I am running a PROC MEANS on a large dataset (100gb) and keeps getting errors of insufficient memory. I read this article about in-database processing which could be my solution but do not really know how to implement it. Does anyone know how to deal with this issue?

http://support.sas.com/documentation/cdl/en/proc/61895/HTML/default/viewer.htm#a003331709.htm

8 REPLIES 8
Astounding
PROC Star

Running out of memory?  It's possible that in-database processing will help.  Assuming that you have in-database processing available, you would simply have to switch from PROC MEANS to PROC HPSUMMARY.  The syntax is pretty much the same.

 

It's also possible that you can control this without running in-database.  Show us the PROC MEANS step that you are trying to run.  Also (and this is unlikely if running in-database is even a possibility), is there a sorted order to your data?

PeterClemmensen
Tourmaline | Level 20

Where and how is this data set located?

 

Try specifying 

 

options sqlgeneration="dbms";

before your PROC MEANS run.

PGStats
Opal | Level 21

The documentation does say:

 

"In-database processing can greatly reduce the volume of data transferred to the procedure if there are no class variables (one row is returned) or if the selected class variables have a small number of unique values. However, because PROC MEANS loads the result set into its internal structures, the memory requirements for the SAS process will be equivalent to what would have been required without in-database processing."

 

Switching from CLASS to BY processing would most likely reduce memory requirements, but your data would need to be properly sorted or indexed.

PG
somebody
Lapis Lazuli | Level 10

thanks, but i read somewhere that using BY is more sufficient with large datasets, and so I am confused

 

PGStats
Opal | Level 21

BY processing is more efficient.

 

What are YOU doing?

PG
SASKiwi
PROC Star

Post your code. Memory requirements vary depending on the number of unique values of your CLASS statement variables. Do you know how many unique values you have?

PaigeMiller
Diamond | Level 26

Not only should you post your code, but 100gb is meaningless in this context.
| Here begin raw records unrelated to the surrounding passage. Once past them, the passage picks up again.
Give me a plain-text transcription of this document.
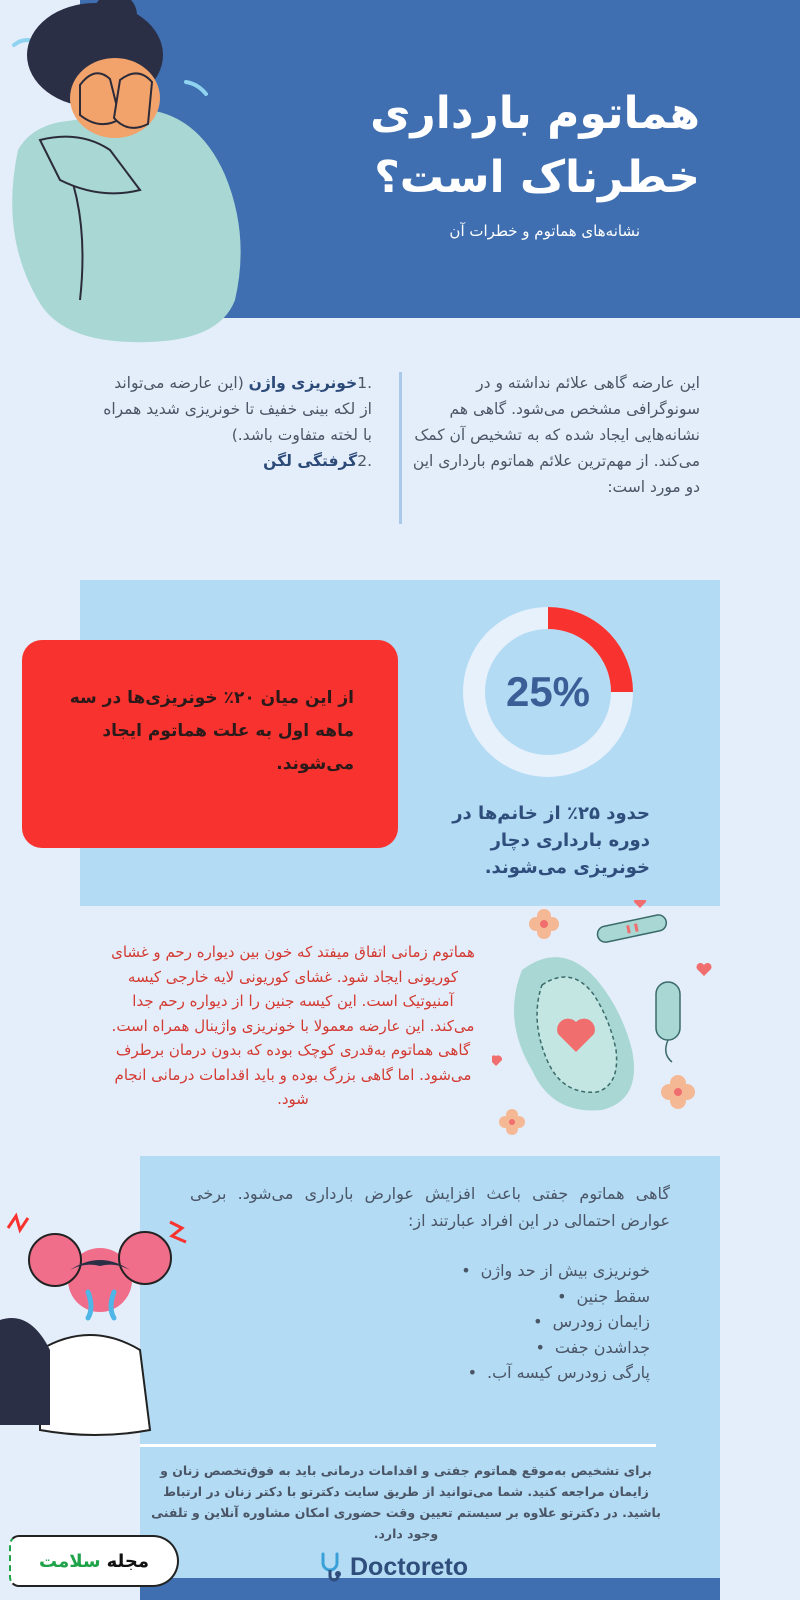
هماتوم بارداری
خطرناک است؟
نشانه‌های هماتوم و خطرات آن
این عارضه گاهی علائم نداشته و در سونوگرافی مشخص می‌شود. گاهی هم نشانه‌هایی ایجاد شده که به تشخیص آن کمک می‌کند. از مهم‌ترین علائم هماتوم بارداری این دو مورد است:
.1خونریزی واژن (این عارضه می‌تواند از لکه بینی خفیف تا خونریزی شدید همراه با لخته متفاوت باشد.)
.2گرفتگی لگن
از این میان ۲۰٪ خونریزی‌ها در سه ماهه اول به علت هماتوم ایجاد می‌شوند.
25%
حدود ۲۵٪ از خانم‌ها در دوره بارداری دچار خونریزی می‌شوند.
هماتوم زمانی اتفاق میفتد که خون بین دیواره رحم و غشای کوریونی ایجاد شود. غشای کوریونی لایه خارجی کیسه آمنیوتیک است. این کیسه جنین را از دیواره رحم جدا می‌کند. این عارضه معمولا با خونریزی واژینال همراه است. گاهی هماتوم به‌قدری کوچک بوده که بدون درمان برطرف می‌شود. اما گاهی بزرگ بوده و باید اقدامات درمانی انجام شود.
گاهی هماتوم جفتی باعث افزایش عوارض بارداری می‌شود. برخی عوارض احتمالی در این افراد عبارتند از:
خونریزی بیش از حد واژن •
سقط جنین •
زایمان زودرس •
جداشدن جفت •
پارگی زودرس کیسه آب. •
برای تشخیص به‌موقع هماتوم جفتی و اقدامات درمانی باید به فوق‌تخصص زنان و زایمان مراجعه کنید. شما می‌توانید از طریق سایت دکترتو با دکتر زنان در ارتباط باشید. در دکترتو علاوه بر سیستم تعیین وقت حضوری امکان مشاوره آنلاین و تلفنی وجود دارد.
Doctoreto
مجله
سلامت
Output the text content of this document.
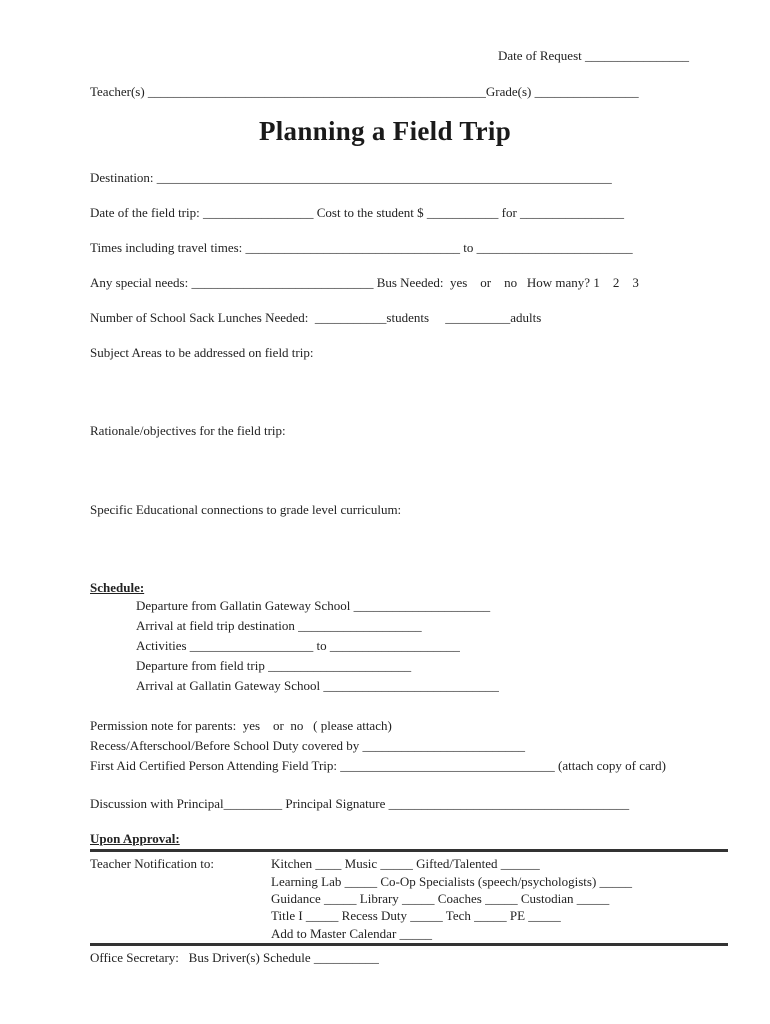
Date of Request ________________
Teacher(s) ____________________________________________________Grade(s) ________________
Planning a Field Trip
Destination: ______________________________________________________________________
Date of the field trip: _________________ Cost to the student $ ___________ for ________________
Times including travel times: _________________________________ to ________________________
Any special needs: ____________________________ Bus Needed:  yes    or    no   How many? 1    2    3
Number of School Sack Lunches Needed:  ___________students     __________adults
Subject Areas to be addressed on field trip:
Rationale/objectives for the field trip:
Specific Educational connections to grade level curriculum:
Schedule:
Departure from Gallatin Gateway School _____________________
Arrival at field trip destination ___________________
Activities ___________________ to ____________________
Departure from field trip ______________________
Arrival at Gallatin Gateway School ___________________________
Permission note for parents:  yes    or  no   ( please attach)
Recess/Afterschool/Before School Duty covered by _________________________
First Aid Certified Person Attending Field Trip: _________________________________ (attach copy of card)
Discussion with Principal_________ Principal Signature _____________________________________
Upon Approval:
Teacher Notification to:	Kitchen ____ Music _____ Gifted/Talented ______
Learning Lab _____ Co-Op Specialists (speech/psychologists) _____
Guidance _____ Library _____ Coaches _____ Custodian _____
Title I _____ Recess Duty _____ Tech _____ PE _____
Add to Master Calendar _____
Office Secretary:   Bus Driver(s) Schedule __________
We need to know the number of observations, and the number of variables that you are computing means for, and probably the number of BY groups.

--
Paige Miller
ballardw
Super User

@somebody wrote:

thanks, but i read somewhere that using BY is more sufficient with large datasets, and so I am confused

 


And sometimes directing the output to a data set instead of the output/results window helps if you are generating lots of output in a table.

But since we haven't seen any actual code or log specific.

 

See this code:

proc sort data=sashelp.class 
   out=work.class;
   by age;
run;

proc means data=work.class;
   by age;
run;

proc means data=work.class;
   class age;
run;

Notice that the resulting displayed tables in the Results window take more "space". The results window tries to accumulate everything into memory to create the output tables. As a minimum the repeated header rows for each by groups adds to the memory requirement.

 

If you have a largish number of other variables coupled with many requested statistics and many values of the by variables you might be hitting the display memory limit.